For the adjusted gross income of the individual who is paying this tax, one half of the tax may be deducted. It will not affect the amount paid in SE taxes.

 

Self Employment Deductions

 

Deductions from business income for freelancers include business expenses such as:

 

  • fees to receive online payments through PayPal
  • subscriptions to any freelance job networks
  • website expenses
  • advertising and marketing expenses
  • fuel expense to meet clients

 

Consulting a tax professional will help ensure all possible tax deductions are found.

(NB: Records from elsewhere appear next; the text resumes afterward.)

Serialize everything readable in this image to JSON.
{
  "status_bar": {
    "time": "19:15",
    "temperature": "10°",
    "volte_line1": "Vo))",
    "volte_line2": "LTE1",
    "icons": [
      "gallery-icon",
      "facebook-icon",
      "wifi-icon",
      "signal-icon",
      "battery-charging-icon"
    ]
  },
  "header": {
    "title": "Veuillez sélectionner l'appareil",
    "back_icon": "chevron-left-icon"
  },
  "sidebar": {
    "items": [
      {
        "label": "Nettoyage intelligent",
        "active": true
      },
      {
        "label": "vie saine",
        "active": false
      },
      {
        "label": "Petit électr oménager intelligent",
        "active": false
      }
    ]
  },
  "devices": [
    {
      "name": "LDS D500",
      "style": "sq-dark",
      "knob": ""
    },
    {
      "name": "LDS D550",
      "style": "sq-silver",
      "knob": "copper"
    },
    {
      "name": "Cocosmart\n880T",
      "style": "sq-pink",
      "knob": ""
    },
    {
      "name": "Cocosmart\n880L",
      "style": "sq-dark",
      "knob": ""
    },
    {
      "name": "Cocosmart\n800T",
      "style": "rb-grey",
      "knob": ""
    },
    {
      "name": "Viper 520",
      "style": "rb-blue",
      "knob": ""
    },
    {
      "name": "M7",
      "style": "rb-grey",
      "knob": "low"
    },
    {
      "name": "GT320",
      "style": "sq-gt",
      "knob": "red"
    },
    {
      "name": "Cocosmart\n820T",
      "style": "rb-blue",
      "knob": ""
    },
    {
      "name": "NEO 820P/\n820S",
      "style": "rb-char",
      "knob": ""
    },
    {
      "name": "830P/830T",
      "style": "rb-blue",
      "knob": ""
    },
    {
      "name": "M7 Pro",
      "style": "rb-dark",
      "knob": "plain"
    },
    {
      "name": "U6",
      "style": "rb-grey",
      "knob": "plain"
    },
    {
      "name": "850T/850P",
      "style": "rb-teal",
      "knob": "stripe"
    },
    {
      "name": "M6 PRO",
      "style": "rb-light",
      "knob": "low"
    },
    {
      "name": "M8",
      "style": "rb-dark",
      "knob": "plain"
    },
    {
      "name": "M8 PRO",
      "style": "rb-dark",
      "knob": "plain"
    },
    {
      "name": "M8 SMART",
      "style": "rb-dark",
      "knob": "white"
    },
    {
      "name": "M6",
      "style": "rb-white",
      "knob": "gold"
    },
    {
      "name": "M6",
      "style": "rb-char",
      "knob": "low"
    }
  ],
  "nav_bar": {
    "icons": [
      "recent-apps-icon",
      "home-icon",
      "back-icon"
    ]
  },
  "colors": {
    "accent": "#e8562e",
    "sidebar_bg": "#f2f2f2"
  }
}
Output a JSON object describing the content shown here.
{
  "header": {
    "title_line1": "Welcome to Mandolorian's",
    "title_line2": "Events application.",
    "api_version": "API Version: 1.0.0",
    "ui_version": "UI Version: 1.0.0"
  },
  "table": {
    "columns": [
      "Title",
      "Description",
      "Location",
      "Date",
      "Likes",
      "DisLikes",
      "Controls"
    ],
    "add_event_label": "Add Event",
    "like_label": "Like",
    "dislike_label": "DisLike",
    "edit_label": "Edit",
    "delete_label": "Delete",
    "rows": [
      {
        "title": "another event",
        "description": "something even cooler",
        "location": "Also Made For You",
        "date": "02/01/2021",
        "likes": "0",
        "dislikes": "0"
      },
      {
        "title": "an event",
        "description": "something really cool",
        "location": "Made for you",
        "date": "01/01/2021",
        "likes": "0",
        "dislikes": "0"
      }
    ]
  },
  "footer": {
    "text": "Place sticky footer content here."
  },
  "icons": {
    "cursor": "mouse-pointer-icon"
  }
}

How to Pay Self Employment Tax

 

In order to pay the self employment tax, individuals need either a social security number (SSN) or an individual taxpayer identification number (ITIN).

 

An SSN is issued to American citizens at birth. For anyone who does not have one, there is an online application. Visit the local Social Security Administration to receive a paper application. If an individual does not have or otherwise is ineligible to receive an SSN, the IRS will issue an ITIN.

 

Making Estimated Self Employment Tax Payments

 

Since employees make withholding payments from every paycheck, self employed individuals are expected to make quarterly tax payments with an estimated amount. At the end of the year when it is time to file for the entire year, these payments will be considered in tallying the total tax or refund due.

 

Make payments every three months using the Electronic Federal Tax Payment System (EFTPS). Payments should be made by April 15th, June 15th, September 15 and January 15th.

 

Who Pays the Self Employment Tax

 

An individual who earns more than $400 income from any other job other than a church organization must pay the tax. Church workers who earn more than $108.28 must also pay the tax.

 

Who is Considered Self Employed?

 

Individuals are self employed if they are a sole proprietor or otherwise work as an Independent Contractor for another business. If they are part of a partnership that conducts business, they are also considered self employed. If an individual is somehow in business working for themselves, she is also considered self employed.

 

Independent contractors receive 1099 forms from clients at the end of the year rather than W-2 forms. W-2's show withholding amounts, and 1099's do not, because no income is withheld from an independent contractor for tax purposes. Individuals who receive W-2 forms are not considered self employed, unless they have another source of income--such as income from a church.

 

Self employed individuals should always report all income to the IRS regardless of whether or not a 1099 is received. Keep all receipts and records for verification of deductions and credits in the event of an audit.